The Indian Navy's Khukri -class corvette Kora, first of a second batch of four 1,400ton, 299-foot ships of indigenous Indian design but Russian weapons and sensors, is seen here in March during a visit to the Persian Gulf. Launched in September 1992 at Calcutta and commissioned on 10 August 1998, the Kora differs from the earlier quartet in having four times the number of antiship missiles: 16 Kh-35 Uran (NATO's SS-N-25 Switchblade, similar in size and performance to the U.S. Harpoon) before the bridge in place of four P-20 (NATO SS-N-2C Styx). Other armament includes a 76.2-mm AK-176 gun forward, two launchers for Strela shortrange surface-to-air missiles, and two 30mm AK-630 gatling guns aft, flanking the helicopter deck (there is no hangar); no antisubmarine ordnance or sensors are fitted. The large hemispheric radome holds the antenna for a Russian Pozitiv-E air search radar, a Garpun radar provides target designation and tracking for the antiship missiles, and a MR-123 Vympel radar director controls the guns. Four 3,600-brake-horsepower, license-built French SEMT-Pielstick diesels provide speeds of up to 28 knots. Normal crew is 7 officers and 70 enlisted. Sister Kulish was launched in August 1997 and Kirch is to launch this year.
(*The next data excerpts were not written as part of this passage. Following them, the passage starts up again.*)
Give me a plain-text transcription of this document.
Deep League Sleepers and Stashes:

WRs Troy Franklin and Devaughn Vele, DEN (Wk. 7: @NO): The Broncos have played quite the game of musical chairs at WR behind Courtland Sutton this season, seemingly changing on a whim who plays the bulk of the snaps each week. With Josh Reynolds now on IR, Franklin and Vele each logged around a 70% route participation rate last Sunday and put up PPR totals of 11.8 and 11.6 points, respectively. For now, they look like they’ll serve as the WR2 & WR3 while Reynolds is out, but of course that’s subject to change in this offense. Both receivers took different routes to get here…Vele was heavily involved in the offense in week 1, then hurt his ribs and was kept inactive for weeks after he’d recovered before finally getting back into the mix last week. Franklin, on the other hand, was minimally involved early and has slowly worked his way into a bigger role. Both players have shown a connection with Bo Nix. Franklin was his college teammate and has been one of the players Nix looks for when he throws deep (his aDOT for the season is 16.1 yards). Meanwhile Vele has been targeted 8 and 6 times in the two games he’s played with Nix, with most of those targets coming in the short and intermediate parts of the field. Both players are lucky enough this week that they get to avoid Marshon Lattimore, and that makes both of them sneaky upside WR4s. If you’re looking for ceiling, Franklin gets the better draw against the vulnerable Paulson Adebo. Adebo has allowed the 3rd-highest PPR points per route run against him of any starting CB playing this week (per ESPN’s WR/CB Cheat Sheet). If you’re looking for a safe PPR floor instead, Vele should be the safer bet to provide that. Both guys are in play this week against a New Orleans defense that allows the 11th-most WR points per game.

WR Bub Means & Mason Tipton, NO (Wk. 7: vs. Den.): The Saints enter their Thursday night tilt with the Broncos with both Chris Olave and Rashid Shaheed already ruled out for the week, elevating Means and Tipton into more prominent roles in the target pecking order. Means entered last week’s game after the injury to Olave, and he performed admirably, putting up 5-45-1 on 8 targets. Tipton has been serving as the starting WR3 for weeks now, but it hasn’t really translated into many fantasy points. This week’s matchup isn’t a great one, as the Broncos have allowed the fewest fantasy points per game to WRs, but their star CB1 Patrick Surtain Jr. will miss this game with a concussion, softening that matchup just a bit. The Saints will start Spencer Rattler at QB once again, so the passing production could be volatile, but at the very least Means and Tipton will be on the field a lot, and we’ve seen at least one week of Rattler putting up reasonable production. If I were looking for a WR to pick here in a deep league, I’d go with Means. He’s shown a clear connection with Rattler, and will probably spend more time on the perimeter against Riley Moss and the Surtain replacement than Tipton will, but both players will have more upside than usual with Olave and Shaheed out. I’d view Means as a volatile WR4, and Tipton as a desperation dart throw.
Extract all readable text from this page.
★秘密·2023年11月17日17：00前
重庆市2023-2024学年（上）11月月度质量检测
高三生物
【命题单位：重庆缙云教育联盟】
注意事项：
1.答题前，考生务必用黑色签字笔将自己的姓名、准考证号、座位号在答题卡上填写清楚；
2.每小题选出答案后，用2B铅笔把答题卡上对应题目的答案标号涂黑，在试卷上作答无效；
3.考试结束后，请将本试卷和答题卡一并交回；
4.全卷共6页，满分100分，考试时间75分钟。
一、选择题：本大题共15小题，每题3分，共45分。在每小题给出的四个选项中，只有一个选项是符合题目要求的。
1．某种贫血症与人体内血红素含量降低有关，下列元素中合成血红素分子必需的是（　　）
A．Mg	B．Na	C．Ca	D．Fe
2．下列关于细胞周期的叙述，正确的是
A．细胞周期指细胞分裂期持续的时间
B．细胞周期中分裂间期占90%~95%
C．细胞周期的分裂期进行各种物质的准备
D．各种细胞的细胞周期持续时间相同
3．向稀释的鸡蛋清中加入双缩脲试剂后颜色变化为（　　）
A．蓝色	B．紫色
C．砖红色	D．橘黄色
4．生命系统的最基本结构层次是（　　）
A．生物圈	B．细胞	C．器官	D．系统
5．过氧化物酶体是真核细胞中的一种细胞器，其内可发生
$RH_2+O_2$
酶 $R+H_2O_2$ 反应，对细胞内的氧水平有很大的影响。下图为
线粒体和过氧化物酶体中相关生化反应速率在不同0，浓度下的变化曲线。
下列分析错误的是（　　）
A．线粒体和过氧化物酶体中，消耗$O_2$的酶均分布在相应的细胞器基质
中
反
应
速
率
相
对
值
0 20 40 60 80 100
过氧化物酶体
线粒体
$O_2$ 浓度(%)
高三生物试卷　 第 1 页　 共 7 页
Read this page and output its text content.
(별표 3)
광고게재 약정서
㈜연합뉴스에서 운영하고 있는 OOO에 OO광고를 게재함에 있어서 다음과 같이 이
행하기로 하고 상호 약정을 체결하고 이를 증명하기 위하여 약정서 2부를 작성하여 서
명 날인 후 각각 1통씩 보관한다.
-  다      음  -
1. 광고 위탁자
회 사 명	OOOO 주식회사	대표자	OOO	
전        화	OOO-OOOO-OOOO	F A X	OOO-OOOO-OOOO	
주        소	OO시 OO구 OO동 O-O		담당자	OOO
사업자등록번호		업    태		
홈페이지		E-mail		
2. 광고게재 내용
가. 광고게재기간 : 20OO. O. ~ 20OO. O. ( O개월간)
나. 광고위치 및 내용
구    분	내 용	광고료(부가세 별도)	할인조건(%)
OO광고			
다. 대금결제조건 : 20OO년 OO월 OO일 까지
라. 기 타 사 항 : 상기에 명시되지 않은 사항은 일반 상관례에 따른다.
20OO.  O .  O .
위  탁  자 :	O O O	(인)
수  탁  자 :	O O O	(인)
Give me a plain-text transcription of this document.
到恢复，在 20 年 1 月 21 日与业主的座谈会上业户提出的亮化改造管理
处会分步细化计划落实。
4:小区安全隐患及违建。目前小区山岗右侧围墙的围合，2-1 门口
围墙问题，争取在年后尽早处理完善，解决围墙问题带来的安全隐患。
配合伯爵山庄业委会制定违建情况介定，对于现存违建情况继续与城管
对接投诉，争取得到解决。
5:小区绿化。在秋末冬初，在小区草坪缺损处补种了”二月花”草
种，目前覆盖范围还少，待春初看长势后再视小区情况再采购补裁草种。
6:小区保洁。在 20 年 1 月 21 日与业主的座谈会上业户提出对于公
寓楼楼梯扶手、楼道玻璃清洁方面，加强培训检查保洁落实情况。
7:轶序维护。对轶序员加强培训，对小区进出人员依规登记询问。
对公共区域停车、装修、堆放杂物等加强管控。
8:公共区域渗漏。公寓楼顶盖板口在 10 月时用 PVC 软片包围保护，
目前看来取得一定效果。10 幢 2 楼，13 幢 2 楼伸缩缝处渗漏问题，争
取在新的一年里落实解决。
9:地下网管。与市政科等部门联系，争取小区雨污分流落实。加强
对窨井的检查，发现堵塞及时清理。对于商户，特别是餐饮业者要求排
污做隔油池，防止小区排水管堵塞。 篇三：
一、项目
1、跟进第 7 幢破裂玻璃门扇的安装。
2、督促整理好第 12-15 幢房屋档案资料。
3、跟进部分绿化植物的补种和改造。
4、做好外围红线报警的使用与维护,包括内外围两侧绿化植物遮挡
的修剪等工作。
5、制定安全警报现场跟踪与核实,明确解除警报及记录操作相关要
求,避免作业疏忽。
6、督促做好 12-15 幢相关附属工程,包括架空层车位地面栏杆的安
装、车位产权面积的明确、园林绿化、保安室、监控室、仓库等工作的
Seen here at Brest this April is the first of three Agosta -90B diesel-electric attack submarines for the Pakistani Navy. Launched on 13 August 1998 by DCN, Cherbourg, the as-yet unnamed submarine is to be delivered this December. Prefabricated sections for the second boat are being built by DCN for outfitting and assembly at the Karachi Naval Shipyard, with completion planned for 2002. Work on the third unit, being built "entirely" in Pakistan, was inaugurated officially on 3 January 1997, but the submarine is not expected to be completed until 2006. The third Agosta -90B is to have an additional 26-foot hull section incorporating a MESMA ( Module d'Energie Sous-Marine Autonome ) air-independent auxiliary propulsion system. The 30-ton, 268-- horsepower MESMA system is to be back fitted into the earlier pair later. The 1,760-ton (submerged) Agosta-90B has four torpedo tubes and, in Pakistani service, will carry a mix of 16 F-17P Mod. 2 torpedoes and SM-39 Exocet antiship missiles—the first export for the latter weapon. Pakistan now operates two late-1970s-built Agosta class and four 30-year-old Daphne-class submarines—all built in France and capable of launching UGM-84A Harpoon missiles.